Em 1721, o vice-rei da Índia portuguesa25 foi obrigado a arribar em Saint-Denis, vítima de piratas26, sendo repatriado para Portugal por um navio da Companhia das Índias. Em agradecimento, prometeu escrever às autoridades de Moçambique, a fim de facilitar o comércio de escravos para Bourbon. No entanto, a primeira troca revelou-se uma deceção devido à pesada perda de vidas durante a viagem.

Mahé de La Bourdonnais foi responsável pelo comércio de escravos sistemático realizado entre Moçambique e Bourbon: todos os anos, duas expedições forneciam várias centenas de escravos. Proibido de 1746 a 1750, este tráfico foi retomado no final da era da Companhia27, aproveitando cumplicidades no seio da administração portuguesa, a quem, todavia, incumbia reservar o envio dos Negros de Moçambique para o Brasil. As fontes do comércio de escravos deslocaram-se então para norte: Sofala e Moçambique foram abandonados a favor das ilhas Quirimbas, à medida que os entrepostos muçulmanos começavam a ser frequentados.

África Oriental, a principal fonte de escravos para Bourbon

Caravana de escravos. Em «Aventures de six français aux colonies». Gaston Bonnefont. 1890.
Coleção Museu Villèle

A costa oriental de África superou quantitativamente Madagáscar desde os últimos anos da Companhia, e no início do período real, o número de «cafres» desembarcados nas Mascarenhas já era cinco vezes superior ao dos malgaxes.

Nas possessões portuguesas, o tráfico era alimentado pelos Yao que vendiam no litoral aqueles que tinham capturado na região interior do lago Niassa28.

De Cabo Delgado ao Golfo de Aden, a costa africana estava teoricamente sob a suserania do sultão de Mascate; de facto, os poderes locais eram praticamente independentes29, o que tornava este comércio incerto. O tráfico desse território para Bourbon começou em 1754, tornou-se regular após o fim do monopólio da Companhia, e atingiu o seu auge por volta de 1785-1790, período durante o qual os escravos eram mais baratos do que em Moçambique. Difícil de localizar (em muitos casos, dizia-se que os navios vinham da «costa de África» sem qualquer outra precisão), este comércio era realizado nos vários entrepostos comerciais muçulmanos que ponteavam as costas das atuais Tanzânia, Quénia e Somália, desde Lindi no sul até Mogadíscio no norte, com Quiloa como centro principal entre 1770 e 1794, e depois Zanzibar a partir de 1802.

O mercado de escravos em Zanzibar.
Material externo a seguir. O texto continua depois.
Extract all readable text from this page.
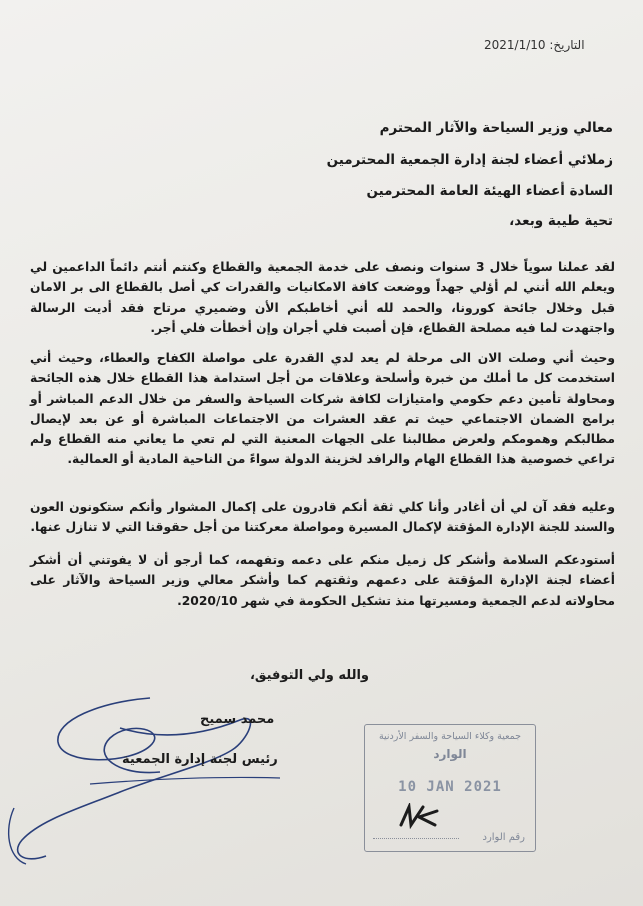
التاريخ: 2021/1/10
معالي وزير السياحة والآثار المحترم
زملائي أعضاء لجنة إدارة الجمعية المحترمين
السادة أعضاء الهيئة العامة المحترمين
تحية طيبة وبعد،
لقد عملنا سوياً خلال 3 سنوات ونصف على خدمة الجمعية والقطاع وكنتم أنتم دائماً الداعمين لي ويعلم الله أنني لم أؤلي جهداً ووضعت كافة الامكانيات والقدرات كي أصل بالقطاع الى بر الامان قبل وخلال جائحة كورونا، والحمد لله أني أخاطبكم الأن وضميري مرتاح فقد أديت الرسالة واجتهدت لما فيه مصلحة القطاع، فإن أصبت فلي أجران وإن أخطأت فلي أجر.
وحيث أني وصلت الان الى مرحلة لم يعد لدي القدرة على مواصلة الكفاح والعطاء، وحيث أني استخدمت كل ما أملك من خبرة وأسلحة وعلاقات من أجل استدامة هذا القطاع خلال هذه الجائحة ومحاولة تأمين دعم حكومي وامتيازات لكافة شركات السياحة والسفر من خلال الدعم المباشر أو برامج الضمان الاجتماعي حيث تم عقد العشرات من الاجتماعات المباشرة أو عن بعد لإيصال مطالبكم وهمومكم ولعرض مطالبنا على الجهات المعنية التي لم تعي ما يعاني منه القطاع ولم تراعي خصوصية هذا القطاع الهام والرافد لخزينة الدولة سواءً من الناحية المادية أو العمالية.
وعليه فقد آن لي أن أغادر وأنا كلي ثقة أنكم قادرون على إكمال المشوار وأنكم ستكونون العون والسند للجنة الإدارة المؤقتة لإكمال المسيرة ومواصلة معركتنا من أجل حقوقنا التي لا تنازل عنها.
أستودعكم السلامة وأشكر كل زميل منكم على دعمه وتفهمه، كما أرجو أن لا يفوتني أن أشكر أعضاء لجنة الإدارة المؤقتة على دعمهم وثقتهم كما وأشكر معالي وزير السياحة والآثار على محاولاته لدعم الجمعية ومسيرتها منذ تشكيل الحكومة في شهر 2020/10.
والله ولي التوفيق،
محمد سميح
رئيس لجنة إدارة الجمعية
جمعية وكلاء السياحة والسفر الأردنية
الوارد
10 JAN 2021
رقم الوارد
Emile Bayard.
Coleção Museu Villèle

O comércio de escravos clandestino do século XIX

No início do século XIX, Bourbon voltou-se para a economia do açúcar30, uma cultura e indústria devoradoras de escravos31, no preciso momento em que o comércio de escravos era proibido e a escravatura ameaçada.

A 8 de janeiro de 1817, Luís XVIII decretou a proibição do comércio de escravos; Bourbon já não podia opor-se abertamente à sua metrópole32, já que este decreto foi registado a 27 de julho de 1817. Porém, confrontado com o medo obsessivo da falta de mão de obra, Bourbon passou à clandestinidade33 sendo que cerca de 50 000 novos escravos foram trazidos ilegalmente para a ilha, a grande maioria deles entre 1817 e 183134.
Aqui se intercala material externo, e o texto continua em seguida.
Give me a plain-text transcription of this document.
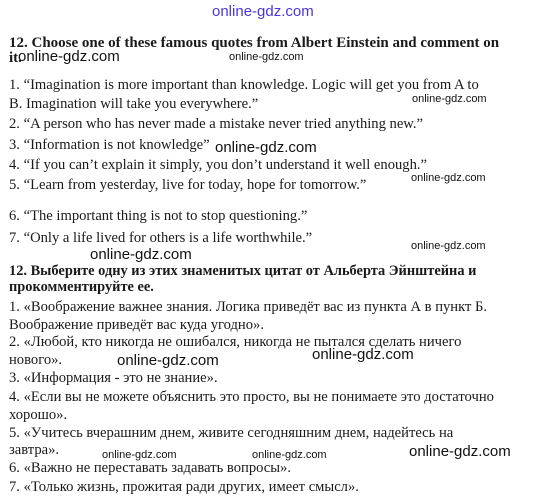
online-gdz.com
12. Choose one of these famous quotes from Albert Einstein and comment on
it.
1. “Imagination is more important than knowledge. Logic will get you from A to
B. Imagination will take you everywhere.”
2. “A person who has never made a mistake never tried anything new.”
3. “Information is not knowledge”
4. “If you can’t explain it simply, you don’t understand it well enough.”
5. “Learn from yesterday, live for today, hope for tomorrow.”
6. “The important thing is not to stop questioning.”
7. “Only a life lived for others is a life worthwhile.”
12. Выберите одну из этих знаменитых цитат от Альберта Эйнштейна и
прокомментируйте ее.
1. «Воображение важнее знания. Логика приведёт вас из пункта А в пункт Б.
Воображение приведёт вас куда угодно».
2. «Любой, кто никогда не ошибался, никогда не пытался сделать ничего
нового».
3. «Информация - это не знание».
4. «Если вы не можете объяснить это просто, вы не понимаете это достаточно
хорошо».
5. «Учитесь вчерашним днем, живите сегодняшним днем, надейтесь на
завтра».
6. «Важно не переставать задавать вопросы».
7. «Только жизнь, прожитая ради других, имеет смысл».
online-gdz.com	online-gdz.com
online-gdz.com
online-gdz.com
online-gdz.com
online-gdz.com	online-gdz.com
online-gdz.com
online-gdz.com
online-gdz.com	online-gdz.com	online-gdz.com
O início da luta contra o tráfico de escravos (1817-1825)

A partir de 1817, foram levados a tribunal casos de tráfico de escravos. Embora o Governador Milius35 tenha feito de Bourbon a colónia francesa onde as detenções por tráfico de escravos eram as mais consideráveis, e implementado, com as autoridades das Maurícias, uma coordenação de luta contra os traficantes de escravos36, os magistrados de Bourbon raramente os condenavam37.

O estabelecimento de uma infração de tráfico de escravos não era fácil. Era necessário identificar os navios, sendo que quando eram utilizados no tráfico de escravos, eram muitas vezes anónimos. A inspeção de um navio antes do carregamento de cativos ou depois de os descarregar era de pouca utilidade e surpreender um esclavagista no mar podia fazer com que o capitão atirasse a sua carga humana borda fora. Deter um traficante de escravos só era possível no momento exato da entrega38 ; contudo os traficantes operavam de preferência à noite, em locais pouco vigiados por serem perigosos

Comerciantes de escravos árabes a lançarem escravos borda fora para evitarem a detenção. Século XIX.
Coleção Museu Villèle

A busca de novos escravos na ilha provocou a indignação dos colonos: segundo eles, tratava-se de perseguir os habitantes, de entravar o trabalho, de instigar sobremaneira um espírito de revolta entre os escravos.

O tempo da hesitação (1826-1831)

Michel Eusèbe Mathias Betting de Lancastel, diretor-geral do Ministério do interior desde outubro de 1826, tentou impedir o tráfico. Por outro lado, o governador de Cheffontaines39 foi muito menos atento a esta matéria.
A opinião pública era esmagadoramente a favor do tráfico. A população branca viu nisso uma forma de realizar uma espécie de «façanha», desafiando o aparelho do Estado, realizando operações financeiras altamente lucrativas e assegurando o funcionamento económico da ilha.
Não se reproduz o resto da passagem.